A baseline model of ‘NEWS2 + age’ had poor-to-moderate discrimination for severe COVID-19 infection at 14days (area under receiver operating characteristic curve (AUC) in training cohort=0.700, 95% confidence interval (CI) 0.680, 0.722; Brier score=0.192, 95% CI 0.186, 0.197). A supplemented model adding eight routinely collected blood and physiological parameters (supplemental oxygen flow rate, urea, age, oxygen saturation, C-reactive protein, estimated glomerular filtration rate, neutrophil count, neutrophil/lymphocyte ratio) improved discrimination (AUC=0.735; 95% CI 0.715, 0.757), and these improvements were replicated across seven UK and non-UK sites. However, there was evidence of miscalibration with the model tending to underestimate risks in most sites.

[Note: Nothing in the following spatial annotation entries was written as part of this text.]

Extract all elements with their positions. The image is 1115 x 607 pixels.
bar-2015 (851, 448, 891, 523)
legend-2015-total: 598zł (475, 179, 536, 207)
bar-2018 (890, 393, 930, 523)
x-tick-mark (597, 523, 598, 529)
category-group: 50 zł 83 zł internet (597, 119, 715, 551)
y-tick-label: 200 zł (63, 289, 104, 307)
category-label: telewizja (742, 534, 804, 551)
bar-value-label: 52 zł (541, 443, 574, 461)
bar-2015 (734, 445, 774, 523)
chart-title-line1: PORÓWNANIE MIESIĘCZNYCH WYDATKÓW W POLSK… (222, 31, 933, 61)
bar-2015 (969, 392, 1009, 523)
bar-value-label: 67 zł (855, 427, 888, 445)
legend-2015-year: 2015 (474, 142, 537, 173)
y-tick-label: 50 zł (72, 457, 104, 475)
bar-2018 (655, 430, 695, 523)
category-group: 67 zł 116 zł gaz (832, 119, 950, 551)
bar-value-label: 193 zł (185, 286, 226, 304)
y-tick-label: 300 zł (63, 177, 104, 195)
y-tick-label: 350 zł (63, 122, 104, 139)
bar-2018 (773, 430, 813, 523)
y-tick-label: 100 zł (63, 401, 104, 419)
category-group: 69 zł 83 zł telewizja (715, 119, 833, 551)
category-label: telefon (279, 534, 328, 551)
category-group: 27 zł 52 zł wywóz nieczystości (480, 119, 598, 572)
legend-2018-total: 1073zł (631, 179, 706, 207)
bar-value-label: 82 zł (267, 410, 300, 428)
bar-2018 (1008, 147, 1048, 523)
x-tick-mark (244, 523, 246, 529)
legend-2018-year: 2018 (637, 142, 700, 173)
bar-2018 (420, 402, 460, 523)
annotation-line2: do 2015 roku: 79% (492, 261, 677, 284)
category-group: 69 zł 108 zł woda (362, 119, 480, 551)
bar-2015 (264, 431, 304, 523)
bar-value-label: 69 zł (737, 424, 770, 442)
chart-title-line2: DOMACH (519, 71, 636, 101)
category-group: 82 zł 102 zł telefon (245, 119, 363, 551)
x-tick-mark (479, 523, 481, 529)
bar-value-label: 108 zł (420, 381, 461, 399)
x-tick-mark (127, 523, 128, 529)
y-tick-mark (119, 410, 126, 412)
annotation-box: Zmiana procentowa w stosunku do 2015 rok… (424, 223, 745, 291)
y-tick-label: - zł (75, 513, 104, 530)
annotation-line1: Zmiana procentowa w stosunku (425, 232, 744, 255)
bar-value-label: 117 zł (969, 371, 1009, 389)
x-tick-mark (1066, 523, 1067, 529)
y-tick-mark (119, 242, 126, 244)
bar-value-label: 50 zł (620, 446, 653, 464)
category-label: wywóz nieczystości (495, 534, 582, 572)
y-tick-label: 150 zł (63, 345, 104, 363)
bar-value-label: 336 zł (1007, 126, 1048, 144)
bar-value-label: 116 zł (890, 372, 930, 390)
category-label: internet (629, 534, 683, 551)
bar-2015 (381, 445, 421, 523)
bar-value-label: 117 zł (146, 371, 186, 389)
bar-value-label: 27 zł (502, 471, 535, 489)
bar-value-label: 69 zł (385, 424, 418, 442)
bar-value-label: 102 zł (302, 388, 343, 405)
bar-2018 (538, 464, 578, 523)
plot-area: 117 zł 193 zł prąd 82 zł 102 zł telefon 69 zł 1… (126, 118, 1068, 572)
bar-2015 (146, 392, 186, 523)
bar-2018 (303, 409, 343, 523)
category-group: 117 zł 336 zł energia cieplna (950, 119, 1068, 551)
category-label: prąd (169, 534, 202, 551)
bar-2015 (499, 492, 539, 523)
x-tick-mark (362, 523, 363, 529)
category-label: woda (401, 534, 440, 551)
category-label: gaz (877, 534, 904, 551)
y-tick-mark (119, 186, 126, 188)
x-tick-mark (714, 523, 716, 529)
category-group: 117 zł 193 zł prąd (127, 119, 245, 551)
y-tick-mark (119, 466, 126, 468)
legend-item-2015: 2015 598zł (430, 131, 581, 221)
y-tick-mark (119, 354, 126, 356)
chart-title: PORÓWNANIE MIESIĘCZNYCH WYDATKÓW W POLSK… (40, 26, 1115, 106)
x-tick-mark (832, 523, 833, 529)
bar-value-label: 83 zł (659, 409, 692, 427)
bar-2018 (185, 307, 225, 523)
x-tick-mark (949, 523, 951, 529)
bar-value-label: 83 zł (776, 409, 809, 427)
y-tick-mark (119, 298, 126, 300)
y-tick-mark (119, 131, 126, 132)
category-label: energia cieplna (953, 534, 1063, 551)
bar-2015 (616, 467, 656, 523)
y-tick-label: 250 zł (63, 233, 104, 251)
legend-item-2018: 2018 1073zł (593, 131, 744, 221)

NEWS2 score had poor-to-moderate discrimination for medium-term COVID-19 outcome which raises questions about its use as a screening tool at hospital admission. Risk stratification was improved by including readily available blood and physiological parameters measured at hospital admission, but there was evidence of miscalibration in external sites. This highlights the need for a better understanding of the use of early warning scores for COVID.